Até mesmo o Hospital Maria Alice Fernandes, que tem 10 leitos de UTI para Covid-19 voltados para crianças tinha 9 leitos ocupados, 1 bloqueado e nenhum disponível pela manhã.

Decretos

Na última terça-feira (25), o secretário de Saúde do estado, Cipriano Maia, reconheceu que a rede pública enfrentava uma situação de pré-colpaso e não tinha mais condições de abrir novos leitos, defendendo restrições para tentar frear o aumento da demanda por leitos.

“Nós estamos já no limite hoje. Porque se nós temos quase cem pacientes em filas de espera, não precisa esperar junho, a gente já está em uma situação de saturação, de quase colapso. Isso exige medidas desde já, como a gente vem alertando e recomendando já há algumas semanas”, afirmou em entrevista à Inter TV Cabugi.

No mesmo dia, o estado atingiu o maior número de solicitação por leitos críticos registradas desde o início da pandemia.

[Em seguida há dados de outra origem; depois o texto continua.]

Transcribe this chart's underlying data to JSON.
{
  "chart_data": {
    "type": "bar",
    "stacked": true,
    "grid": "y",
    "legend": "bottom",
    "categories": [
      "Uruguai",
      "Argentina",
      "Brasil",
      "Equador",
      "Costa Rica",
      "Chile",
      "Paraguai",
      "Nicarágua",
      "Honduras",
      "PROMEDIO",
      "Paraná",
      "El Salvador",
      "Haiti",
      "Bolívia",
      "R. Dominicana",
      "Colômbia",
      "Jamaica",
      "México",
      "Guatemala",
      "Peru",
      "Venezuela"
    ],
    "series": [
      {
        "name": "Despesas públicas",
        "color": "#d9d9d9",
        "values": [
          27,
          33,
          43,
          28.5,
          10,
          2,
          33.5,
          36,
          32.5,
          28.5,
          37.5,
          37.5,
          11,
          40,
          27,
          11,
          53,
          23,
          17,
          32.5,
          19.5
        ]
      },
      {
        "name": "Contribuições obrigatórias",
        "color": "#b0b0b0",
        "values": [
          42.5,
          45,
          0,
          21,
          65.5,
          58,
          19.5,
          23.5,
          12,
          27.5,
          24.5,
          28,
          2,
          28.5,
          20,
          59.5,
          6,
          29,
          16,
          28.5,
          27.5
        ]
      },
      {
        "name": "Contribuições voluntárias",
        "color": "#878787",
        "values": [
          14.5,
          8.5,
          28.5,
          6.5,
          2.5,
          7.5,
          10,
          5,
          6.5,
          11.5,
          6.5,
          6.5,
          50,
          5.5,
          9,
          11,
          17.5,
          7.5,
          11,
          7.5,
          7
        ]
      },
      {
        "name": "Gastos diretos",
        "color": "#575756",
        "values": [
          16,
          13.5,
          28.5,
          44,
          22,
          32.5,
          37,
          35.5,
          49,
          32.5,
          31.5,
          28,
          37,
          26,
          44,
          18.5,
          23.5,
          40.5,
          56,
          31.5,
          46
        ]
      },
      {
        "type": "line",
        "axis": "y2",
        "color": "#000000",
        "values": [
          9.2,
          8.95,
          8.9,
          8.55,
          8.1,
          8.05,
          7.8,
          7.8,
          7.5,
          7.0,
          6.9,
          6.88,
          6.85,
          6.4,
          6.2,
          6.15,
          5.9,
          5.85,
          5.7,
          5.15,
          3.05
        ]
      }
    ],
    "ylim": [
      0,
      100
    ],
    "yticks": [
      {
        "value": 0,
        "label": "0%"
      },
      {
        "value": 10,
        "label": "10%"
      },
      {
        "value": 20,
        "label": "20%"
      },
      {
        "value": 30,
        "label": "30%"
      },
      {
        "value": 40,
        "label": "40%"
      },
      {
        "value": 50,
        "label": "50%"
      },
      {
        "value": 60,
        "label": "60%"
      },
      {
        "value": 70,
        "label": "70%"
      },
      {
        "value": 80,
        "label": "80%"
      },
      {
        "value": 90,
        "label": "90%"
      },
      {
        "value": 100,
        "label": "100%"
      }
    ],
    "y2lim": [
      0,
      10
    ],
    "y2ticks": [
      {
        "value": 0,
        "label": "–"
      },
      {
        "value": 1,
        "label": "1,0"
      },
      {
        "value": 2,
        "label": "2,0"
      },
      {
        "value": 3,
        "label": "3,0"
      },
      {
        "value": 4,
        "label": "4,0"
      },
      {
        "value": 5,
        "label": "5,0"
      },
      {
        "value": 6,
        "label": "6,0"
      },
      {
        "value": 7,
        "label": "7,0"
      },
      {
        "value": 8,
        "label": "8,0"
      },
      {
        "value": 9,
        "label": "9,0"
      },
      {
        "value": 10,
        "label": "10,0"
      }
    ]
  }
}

Foram 156 pedidos de internação registrados ao longo de 24 horas.

Com a prorrogação do decreto até 9 de junho, ficou mantido o toque de recolher noturno, das 22h às 5h, e ficou autorizada a venda de bebidas alcóolicas em bares e restaurantes. Também foram liberados os esportes coletivos, funcionamento de parques públicos e as atividades escolares de forma híbrida.

O estado, porém, manteve outros três decretos regionalizados, com maiores restrições, para cidades do Alto Oeste, Vale do Açu e região Central, além do Seridó, abrangendo 61 municípios.